Kelly displays little fear of the water following the accident and begins to hear the call of her dead sister, but she quickly fades in importance as the story develops. Aunt Brooke, nominally the protagonist, is also reduced to a mere player in a dueling, who-will-she-choose romantic subplot between a concerned doctor and the earnest Coast Guard officer who rescued Kelly.
An expanding cast of secondary characters spiral out and around Kelly’s wealthy southern California beach community, providing a laundry list of potential victims. Between some general social critiques of the gated community’s lifestyle, many of these privileged sons or philandering fathers meet questionably waterlogged deaths.
Probably the biggest failing in the book is the lack of a coherently developed lore surrounding the growing link between Kelly and her dead sister, and how it manifests into the supernatural happenings plaguing The Cove. Throw in a building storm that somehow increases the power of darkness at the ocean’s floor, along with the telepathic warnings received by a psychic who specializes in finding lost children, and any mythology the book attempts to build is muddied beyond understanding.
A boring medical malpractice subplot surrounding Kelly’s purported misdiagnosis plods along, resolving itself in a death with no connection at all to the Lucas family tragedy. Among the hospital characters, Dr. Decker is the most directly sympathetic, but ultimately his impact on the outcome of events is negligible beyond vague “feelings” of something not being right about the young girl’s case.

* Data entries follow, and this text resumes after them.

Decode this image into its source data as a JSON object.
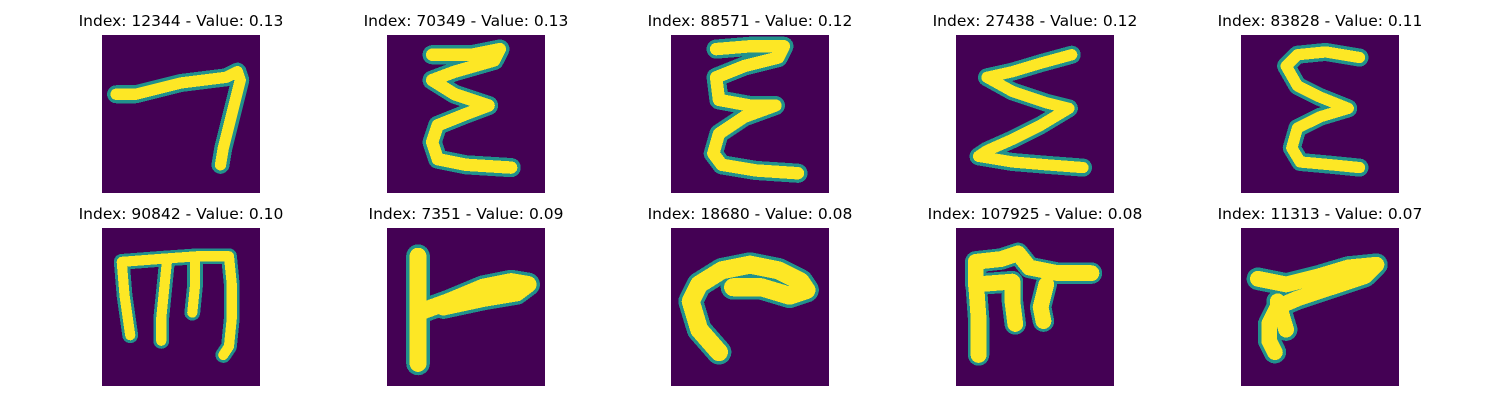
{
  "colors": {
    "background": "#440154",
    "edge": "#21918c",
    "stroke": "#fde725"
  },
  "panels": [
    {
      "title": "Index: 12344 - Value: 0.13"
    },
    {
      "title": "Index: 70349 - Value: 0.13"
    },
    {
      "title": "Index: 88571 - Value: 0.12"
    },
    {
      "title": "Index: 27438 - Value: 0.12"
    },
    {
      "title": "Index: 83828 - Value: 0.11"
    },
    {
      "title": "Index: 90842 - Value: 0.10"
    },
    {
      "title": "Index: 7351 - Value: 0.09"
    },
    {
      "title": "Index: 18680 - Value: 0.08"
    },
    {
      "title": "Index: 107925 - Value: 0.08"
    },
    {
      "title": "Index: 11313 - Value: 0.07"
    }
  ]
}
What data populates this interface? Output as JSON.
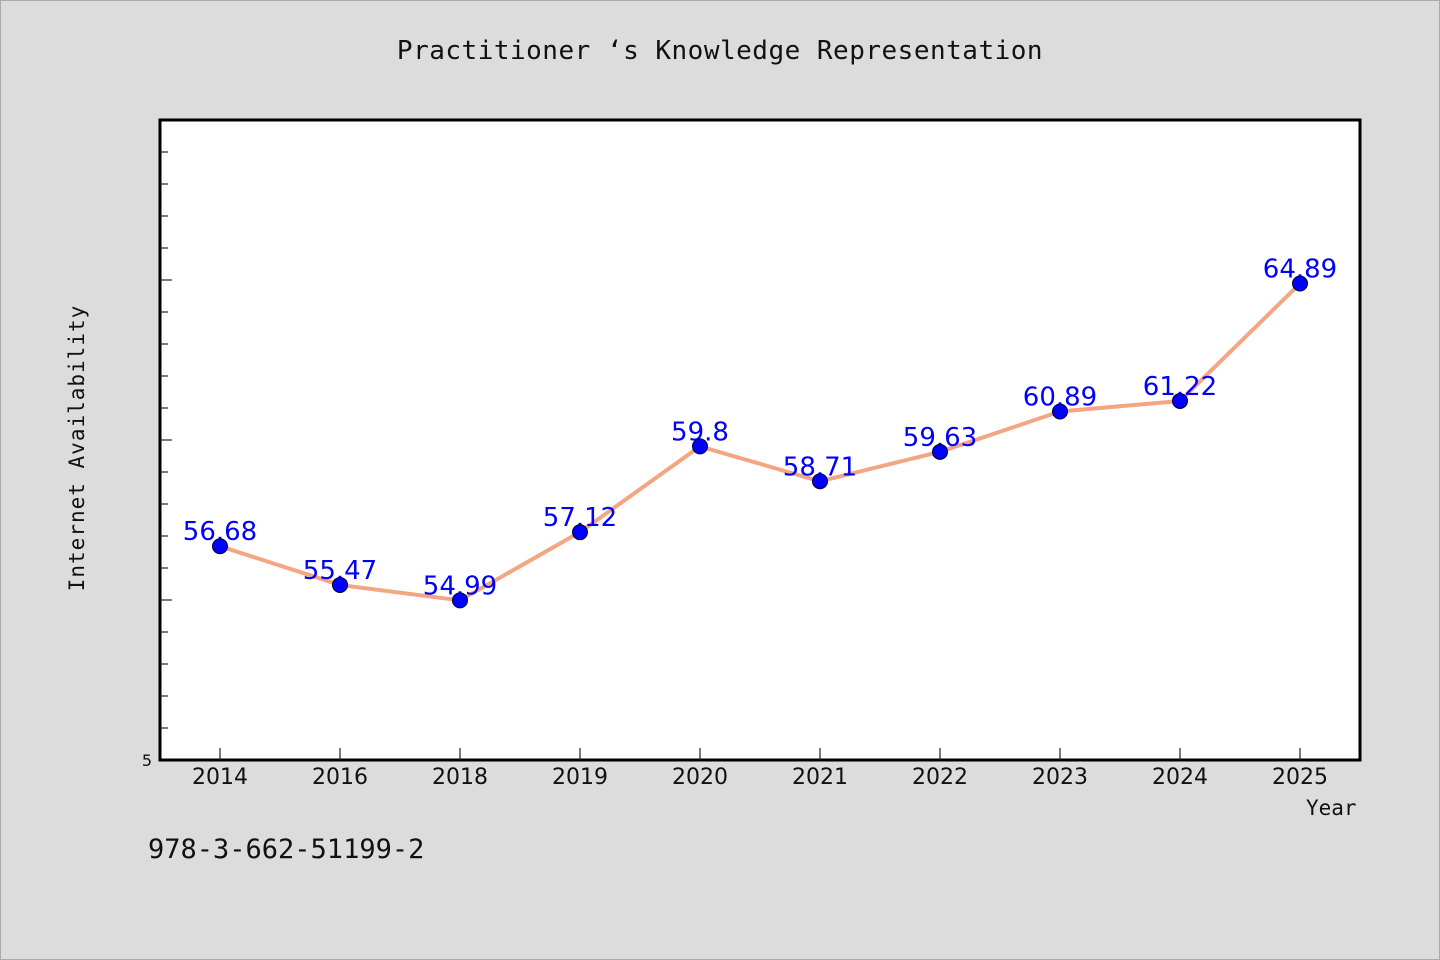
{
  "chart_data": {
    "type": "line",
    "title": "Practitioner ‘s Knowledge Representation",
    "xlabel": "Year",
    "ylabel": "Internet Availability",
    "categories": [
      "2014",
      "2016",
      "2018",
      "2019",
      "2020",
      "2021",
      "2022",
      "2023",
      "2024",
      "2025"
    ],
    "series": [
      {
        "values": [
          56.68,
          55.47,
          54.99,
          57.12,
          59.8,
          58.71,
          59.63,
          60.89,
          61.22,
          64.89
        ],
        "labels": [
          "56.68",
          "55.47",
          "54.99",
          "57.12",
          "59.8",
          "58.71",
          "59.63",
          "60.89",
          "61.22",
          "64.89"
        ],
        "line_color": "#f4a582",
        "marker_color": "#0000ff",
        "label_color": "#0000ff"
      }
    ],
    "ylim": [
      50,
      70
    ],
    "y_tick_labels": [
      "5"
    ],
    "grid": false,
    "legend": "none"
  },
  "footnote": "978-3-662-51199-2"
}
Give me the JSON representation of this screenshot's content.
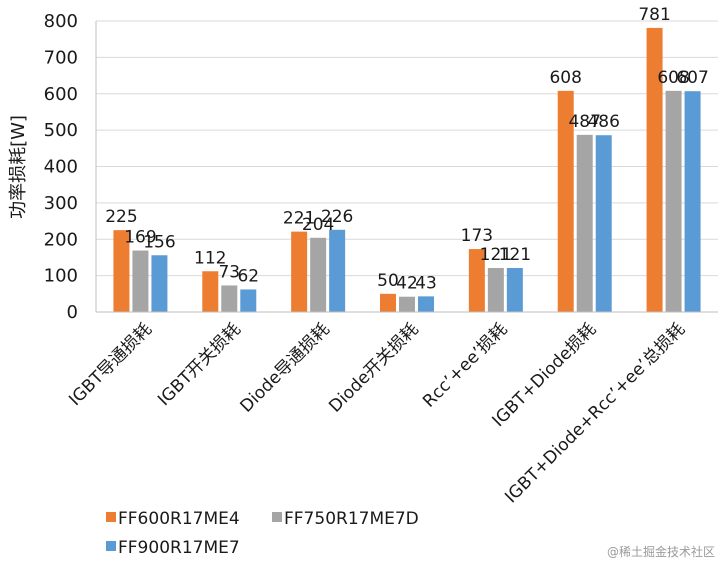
{
  "chart_data": {
    "type": "bar",
    "title": "",
    "xlabel": "",
    "ylabel": "功率损耗[W]",
    "ylim": [
      0,
      800
    ],
    "yticks": [
      0,
      100,
      200,
      300,
      400,
      500,
      600,
      700,
      800
    ],
    "categories": [
      "IGBT导通损耗",
      "IGBT开关损耗",
      "Diode导通损耗",
      "Diode开关损耗",
      "Rcc’+ee’损耗",
      "IGBT+Diode损耗",
      "IGBT+Diode+Rcc’+ee’总损耗"
    ],
    "series": [
      {
        "name": "FF600R17ME4",
        "color": "#ED7D31",
        "values": [
          225,
          112,
          221,
          50,
          173,
          608,
          781
        ]
      },
      {
        "name": "FF750R17ME7D",
        "color": "#A5A5A5",
        "values": [
          169,
          73,
          204,
          42,
          121,
          487,
          608
        ]
      },
      {
        "name": "FF900R17ME7",
        "color": "#5B9BD5",
        "values": [
          156,
          62,
          226,
          43,
          121,
          486,
          607
        ]
      }
    ],
    "grid": true,
    "legend": "bottom"
  },
  "watermark": "@稀土掘金技术社区"
}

Brooke’s mother is institutionalized with melancholia, a condition that eventually leads to a mother-daughter scene that offers some half-baked ruminations on a vaguely implied hereditary issue. Within the text, “Water Baby” refers to either Brooke or her sister (Kelly’s mother) and their uncanny affinity for the water, although it also later could apply to Kelly and her sister. These generational pairings share some commonalities, but fail to tie together any relevance to the building power under the ocean that desires to pull Kelly under the churning waves.
Like so many other Zebra horror books of the 1980s, Water Baby completely fails to deliver on the promise of its cover. Disappointingly, don’t expect any skeleton mermaids nursing human infants on the bottom of the sea.